How To Deal With Gaza After Hamas

Saturday, October 2, 2010

Rob Ford Walks into the Lion's Den

Rob Ford walked into the lion's den last Wednesday night.

One might not normally think of the grandiloquent facade and punctilious interior of The Art Gallery of Ontario as such. But for Ford, who was bringing a message of  fiscal austerity and responsible government to a privileged crowd used to benefiting from taxpayer largess without accountability, the ambiance at what was billed as "Toronto's Arts Debate" was that of an angry mob at a lynching.

Ford didn't have to attend that debate. There have been more debates in this mayoral contest than any other in the history of Toronto. On that day, they had another one scheduled later on. Sometimes, for one reason or another, the candidates miss certain debates.

But Ford is unique among his rivals in that he isn't the type to run away from having to deliver a message that he knows his audience will not want to hear.

Joe Pantalone, Rocco Rossi, and George Smitherman were competing with each other to pander the most to the assembled special interest group who have a strong stake in maintaining their plethora of  taxpayer funding.

All, with the exception of Ford, committed to increasing the amount of tax dollars that go to "the arts."  Smitherman provided his now-routine and implausible Smither-math equation of freezing taxes, increasing spending and cutting debt. Rossi, whose single-digit polling numbers barely justify his continued presence at these debates, has been bragging on his website about he delivered 'the line of the night' with "It's better to just let him talk."  This referring to one of the times the crowd heckled Ford for saying they would have to look at alternate ways to taxpayer funding, including private sector partnerships, to support arts programs.
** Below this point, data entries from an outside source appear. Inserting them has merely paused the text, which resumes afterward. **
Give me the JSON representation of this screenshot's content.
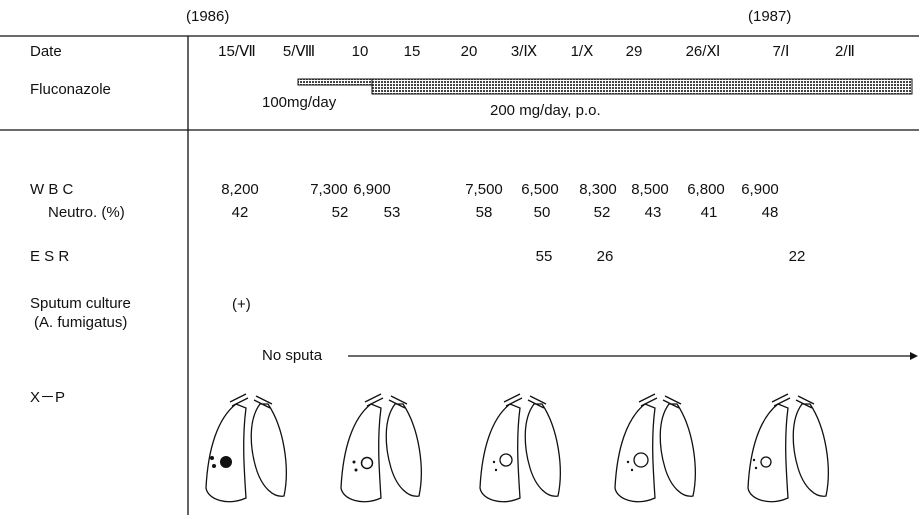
{
  "header": {
    "years": [
      "(1986)",
      "(1987)"
    ]
  },
  "rows": {
    "date": {
      "label": "Date",
      "values": [
        "15/Ⅶ",
        "5/Ⅷ",
        "10",
        "15",
        "20",
        "3/Ⅸ",
        "1/Ⅹ",
        "29",
        "26/Ⅺ",
        "7/Ⅰ",
        "2/Ⅱ"
      ]
    },
    "fluconazole": {
      "label": "Fluconazole",
      "doses": [
        "100mg/day",
        "200 mg/day, p.o."
      ]
    },
    "wbc": {
      "label": "W B C",
      "values": [
        "8,200",
        "7,300",
        "6,900",
        "7,500",
        "6,500",
        "8,300",
        "8,500",
        "6,800",
        "6,900"
      ]
    },
    "neutro": {
      "label": "Neutro. (%)",
      "values": [
        "42",
        "52",
        "53",
        "58",
        "50",
        "52",
        "43",
        "41",
        "48"
      ]
    },
    "esr": {
      "label": "E S R",
      "values": [
        "55",
        "26",
        "22"
      ]
    },
    "sputum": {
      "label": [
        "Sputum culture",
        "(A. fumigatus)"
      ],
      "result": "(+)",
      "note": "No sputa"
    },
    "xp": {
      "label": "X－P"
    }
  }
}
I disagree with Rossi's assessment.

For me, the 'line of the night' was when Ford, in the face of a hostile crowd, said, "I'd love to be able to say I'd increase funding for the arts, but I'm not going to make promises I don't know I can keep."

Ford also knew he was going to face resentment when he laid down a very hard and, in that room, unpopular truth when he let them know, "Not everybody cares about this issue as much as you do."
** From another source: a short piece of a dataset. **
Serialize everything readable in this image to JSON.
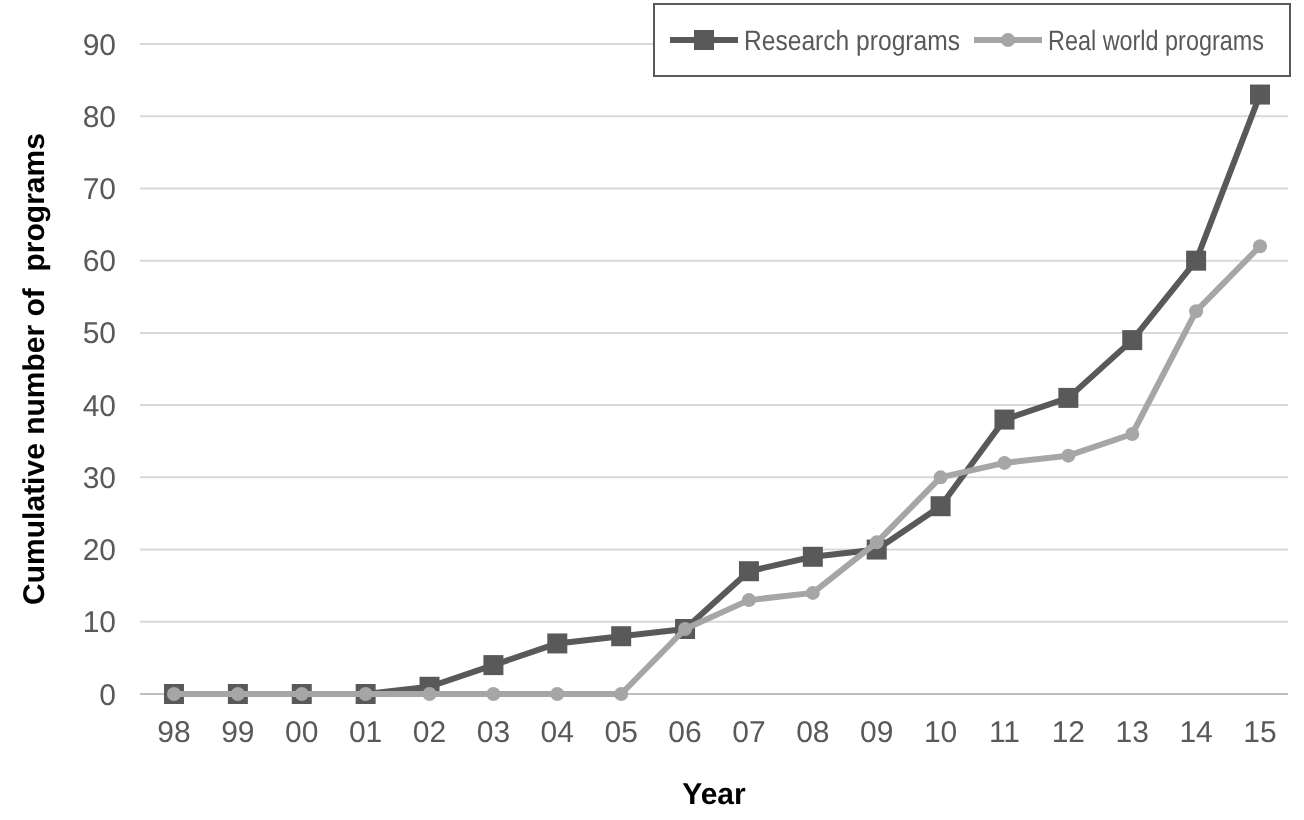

That, in a nutshell, is what differentiates Ford from his rivals.

The city is $330 million dollars behind in road repairs thanks to the neglect of David Miller's administration. We have a $3 Billion dollar debt. The reality is that public spending is going to have to go down, or stay the same, but not go up to fund special interests. That's how Miller got us in this mess.
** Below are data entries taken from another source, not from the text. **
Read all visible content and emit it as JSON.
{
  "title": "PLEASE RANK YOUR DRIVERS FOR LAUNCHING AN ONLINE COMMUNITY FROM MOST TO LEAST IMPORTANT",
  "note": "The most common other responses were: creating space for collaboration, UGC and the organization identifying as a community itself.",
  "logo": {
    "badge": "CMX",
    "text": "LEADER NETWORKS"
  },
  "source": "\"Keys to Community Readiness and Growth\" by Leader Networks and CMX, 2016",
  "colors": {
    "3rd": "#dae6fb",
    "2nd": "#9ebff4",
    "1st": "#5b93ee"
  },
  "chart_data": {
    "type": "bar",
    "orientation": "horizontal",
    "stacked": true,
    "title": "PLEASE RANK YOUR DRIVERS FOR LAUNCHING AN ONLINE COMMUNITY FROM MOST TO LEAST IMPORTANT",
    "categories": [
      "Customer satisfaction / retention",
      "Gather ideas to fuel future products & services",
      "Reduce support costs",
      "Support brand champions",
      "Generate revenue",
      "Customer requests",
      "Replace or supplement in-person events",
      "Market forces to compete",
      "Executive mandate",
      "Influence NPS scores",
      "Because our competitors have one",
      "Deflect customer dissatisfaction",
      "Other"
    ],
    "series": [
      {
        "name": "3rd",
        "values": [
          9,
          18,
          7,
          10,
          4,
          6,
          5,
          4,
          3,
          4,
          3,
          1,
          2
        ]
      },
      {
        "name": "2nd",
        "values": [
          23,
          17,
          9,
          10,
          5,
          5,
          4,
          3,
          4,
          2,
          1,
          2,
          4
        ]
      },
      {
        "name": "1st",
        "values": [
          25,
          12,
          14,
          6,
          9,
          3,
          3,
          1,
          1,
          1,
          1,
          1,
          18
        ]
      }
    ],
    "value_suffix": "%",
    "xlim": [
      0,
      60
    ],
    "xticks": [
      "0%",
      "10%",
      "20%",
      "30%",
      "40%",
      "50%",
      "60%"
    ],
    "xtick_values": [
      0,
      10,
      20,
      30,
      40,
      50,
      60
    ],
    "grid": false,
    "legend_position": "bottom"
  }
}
This debate reminded me why I respect Rob Ford. It's because he respects me enough to tell me the truth, even if he knows I won't like hearing it.

It took courage for Ford to walk into that room, knowing what he was going to face. He may have been booed by a crowd consisting of 400 members of a special interest group, but I anticipate he'll be cheered at the ballot box by the majority of Torontonians who appreciate his looking out for the taxpayers' interests.

You can see the whole debate for yourself and make up your own mind by checking it out at this link.

-- -- -- -- --

Some other interesting notes from this debate:

It was obvious there is a real animosity between Joe Pantalone and George Smitherman.

Far less so than between Pantalone and Ford. The difference is that with Ford and Pantalone, you get two very different visions about the direction they believe the city should go in, but both are honest and up-front individuals. With either, a voter knows what he is choosing and can make that informed choice.

With former McGuinty cabinet minister Smitherman, who knows if he means what he says or what he'll deliver on?  He's changed his message so many times it's not worth the trouble to keep track.

Some notable moments:

Pantalone talked about Smitherman "slithering" away from an answer (Smitherman is often disparagingly called "Slitherman" by his detractors)

Smitherman retorted "that's just rude and a new low for you" { a "short" joke making fun of Pantalone's 5'1" height?}

Pantalone: "being Mayor of Toronto is not a consolation prize for not being premier of Ontario" (that's my runner-up for "line of the night.")

Joe used his "gardening" analogy for Totronto again. I respect Joe, so I wish he's stop using his Chauncey Gardiner line.


Admin said...

The chairman of the AGO who took a snide jab at Ford in his opening remarks, is # 3 on the Ontario sunshine list.

Matthew Teitelbaum, chief executive officer of the Art Gallery of Ontario, collected $981,000 in salary and taxable benefits last year, putting him at number 3 on the sunshine list of Ontario public sector workers earning over $100,000.

Read more: http://www.cbc.ca/consumer/story/2010/03/31/sunshine-list.html#ixzz11VeYz4HP

What a douchebag.

Rustee24 said...

If nothing else comes out of this entire election fiasco, I would really, REALLY like to know why all of the mainstream media, *especially* the supposedly Conservative-leaning National Post, gave George Smitherman an absolute pass on his dubious past, while at the same time attacking Rob Ford mercilessly. I didn't have much respect for the Toronto Star prior to all of this, but now they've lost all credibility.